How to Fracture a Fairy Tale – Jane Yolen

 

How to Fracture a Fairy Tale

Jane Yolen

Tachyon Publications

298 pages

Review by Laura Gregory

 

Fairy tales provide a connection across generations, cultures, and mediums.  From the historic, often gruesome origin, to the DisneyTM-fied movie versions, they become a touchstone of common narrative through childhood memories.  In this collection of short stories, Jane Yolen’s fairy tales have been repackaged for the modern reader, drawn together by an introduction by another modern fairy tale “fracturer”, Marissa Meyer of Cinder fame. The way Yolen creates the breaks is looking at the original material through a new lens, whether that be a different character point of view, a modern setting, or the collision of two or more myths.   While the source material will be familiar to most, the prolific fantasy author adds a creative spin and original contribution to each one. With a title of How to Fracture a Fairy Tale, the reader is also provided with advice on how to take a crack at examining the old stories from new angles. Yolen fans may have read some of these short stories in other publications, however there is new content in the Notes section at the back of the book, where Yolen reflects on how she approached each short story and includes an additional poem inspired by the work.

 

“The Bridge’s Complaint” is based on “3 Billy Goats Gruff” and shows the originality of selecting a point of view character that is an essential part of the original tale, but had no voice or agency within it.  In this quirky retelling, the bridge is not only cognizant of the trolls and goats criss-crossing across its span, but actually inadvertently contributes to the troll’s demise. Reading about the desires and experiences of a bridge’s life creates a character out of a plot mechanism and with fairy tales littered with glass slippers and poison apples, it makes one wonder how many other tales of inanimate objects are just waiting to be told.

 

“Cinder Elephant” is a more contemporary twist on “Cinderella”, but the period setting is unclear, because there are still princes and royal balls, but also football, baseball and golf.  It has a feisty narrative with two bratty stepsisters and, while the setting is modern-ish and the title heroine is heavyset, it feels less a reimagining of the original tale as a superficial gloss on top of the standard tropes.  But then that is the nature of working within established fairy tales, they at once becomes a jumping off point as well as a constraint.

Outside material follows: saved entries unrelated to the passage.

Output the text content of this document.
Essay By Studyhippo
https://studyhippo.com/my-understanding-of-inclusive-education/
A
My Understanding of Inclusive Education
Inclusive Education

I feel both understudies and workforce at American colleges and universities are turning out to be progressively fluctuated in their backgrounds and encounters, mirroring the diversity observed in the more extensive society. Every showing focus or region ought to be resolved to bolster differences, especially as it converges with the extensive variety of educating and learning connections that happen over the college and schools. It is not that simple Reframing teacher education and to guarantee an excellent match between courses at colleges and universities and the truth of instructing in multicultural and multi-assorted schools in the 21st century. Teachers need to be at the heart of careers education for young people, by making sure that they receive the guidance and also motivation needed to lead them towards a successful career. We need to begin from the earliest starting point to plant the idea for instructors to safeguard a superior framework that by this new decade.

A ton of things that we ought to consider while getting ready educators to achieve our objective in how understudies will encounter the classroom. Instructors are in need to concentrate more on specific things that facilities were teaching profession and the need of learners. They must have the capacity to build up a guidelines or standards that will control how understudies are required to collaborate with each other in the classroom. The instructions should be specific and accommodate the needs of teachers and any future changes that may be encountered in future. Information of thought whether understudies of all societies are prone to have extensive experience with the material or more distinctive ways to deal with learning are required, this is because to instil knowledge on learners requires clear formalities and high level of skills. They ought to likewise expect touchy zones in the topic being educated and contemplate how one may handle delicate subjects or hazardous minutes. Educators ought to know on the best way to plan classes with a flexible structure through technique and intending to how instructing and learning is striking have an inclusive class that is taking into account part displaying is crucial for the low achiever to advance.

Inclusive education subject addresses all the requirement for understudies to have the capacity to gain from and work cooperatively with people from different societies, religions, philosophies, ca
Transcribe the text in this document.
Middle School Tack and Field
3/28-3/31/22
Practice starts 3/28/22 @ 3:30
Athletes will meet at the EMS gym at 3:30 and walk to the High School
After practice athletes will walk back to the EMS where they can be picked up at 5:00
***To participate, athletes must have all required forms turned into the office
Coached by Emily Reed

Veer too far from the original tale and then one has to wonder if it is still considered “fractured” or just new work.  Another Cinderella inspired story in this collection is “The Moon Ribbon”, which starts similarly with a soot-covered maiden and then breaks out into an unique story with its own intriguing magical elements and atmosphere of mystery. There is a warm bond between mother and child that helps counter the evil step-mother and step-sisters and subverts the traditional ending of her having to rely on marriage to a prince to escape her fate.

 

“Slipping Sideways Through Eternity” is a powerful story that comes about from a mash-up of Yolen’s own novel The Devil’s Arithmetic and, as Yolen explains in the Notes, “an entirely different take on the role of Elijah in the stories from Jewish tradition.” Being unaware of the source material, I had no familiar reassurances of happily ever after as the story follows the protagonist as she travels back in time to a WWII era concentration camp.  The details are vivid without the sheen of fantasy to soften them and while the ending is hopeful, the bittersweet story adds a resonate depth to the anthology.

 

How to Fracture a Fairy Tale is a catchy title but falls a little short to encapsulate the extent of folklore, myth and legend that is actually contained within its pages.  When Yolen encourages the reader to imagine their own way to fracture a fairy tale, it leaves hope that there will be future stories that will cross diverse lines and cultures and perhaps break the mould of the protagonist always being a Princess and the evil parental always being the Step-Mother. Overall this collection ties in nostalgia of fairy tales of memory while invoking a desire to read the original material and track how far the tales have been twisted into the collective consciousness. And hopefully will encourage the reader to make an attempt to fracture their own favourite tale.